Need for Conventions • One of the greatest things about NetCDF is that it places few demands on the data provider - they are free to specify whatever attributes they want, or none at all • This is also one of the worst things, making it hard to develop flexible software • Software for ROMS won’t work for POM, NCOM, HOPS, ECOM, etc (and vice versa)

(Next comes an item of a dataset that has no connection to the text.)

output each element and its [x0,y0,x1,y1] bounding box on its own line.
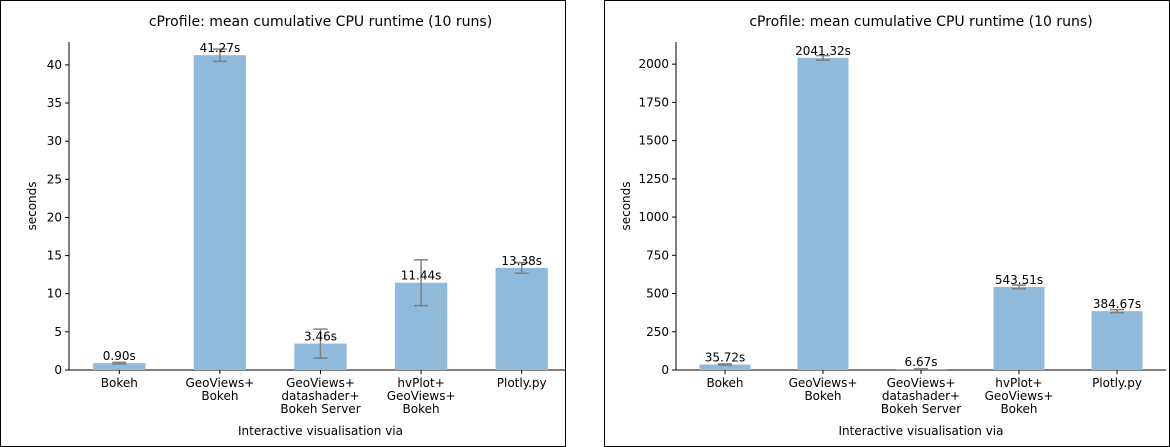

Making ROMS CF-compliant • Store all information about the grid (lon_u, lat_u, angle) in the .his and .avg files (not just the grid file) • Add “coordinates” attributes to curvilinear variables (e.g. zeta:coordinates=“lat_rho lon_rho) • Add “standard_name=ocean_s_coordinate” • Make sure dimension names match coordinate variable names (ocean_time, sc_r) • Units need to be recognized by UDUNITS
ROMS2CF script CF checker: http://titania.badc.rl.ac.uk/cgi-bin/cf-checker.pl #!/bin/bash GFILE='../adria02_grid2.nc' FFILE='adria03_avg.nc' ncks -F -d ocean_time,1 $FFILE ${FFILE}_CF # Specify horizontal coordinate variables associated with "RHO fields" ncatted -O -h -a "coordinates","temp",c,c,"lat_rho lon_rho" ${FFILE}_CF ncatted -O -h -a "coordinates","salt",c,c,"lat_rho lon_rho" ${FFILE}_CF # Specify horizontal coordinate variables associated with "U fields" ncatted -O -h -a "coordinates","u",c,c,"lat_u lon_u" ${FFILE}_CF ncatted -O -h -a "coordinates","ubar",c,c,"lat_u lon_u" ${FFILE}_CF # Merge the ROMS grid file into the CF file so we # have all the coordinate variables we need ncks -O -v lon_rho,lat_rho,lon_u,lat_u,lon_v,lat_v,mask_rho,mask_u,mask_v,angle $GFILE $GFILE.tmp ncks -A $GFILE.tmp ${FFILE}_CF rm $GFILE.tmp # Add vertical coordinate info ncatted -O -h -a "standard_name","sc_r",c,c,"ocean_s_coordinate" ${FFILE}_CF ncatted -O -h -a "positive","sc_r",c,c,"up" ${FFILE}_CF ncatted -O -h -a "formula_terms","sc_r",c,c,"s: sc_r eta: zeta depth: h a: theta_s b: theta_b depth_c: hc" ${FFILE}_CF # Add data from field file to template ncks -A $FFILE ${FFILE}_CF # rename the dimension ncrename -O -h -d s_rho,sc_r ${FFILE}_CF
Integrated Data Viewer (IDV) • Works on local CF-compliant NetCDF files • Works on THREDDS catalog data • THREDDS is just XML that tells IDV what type of server is being used… • …so if you make a THREDDS catalog for your DODS data, IDV can access it through the web.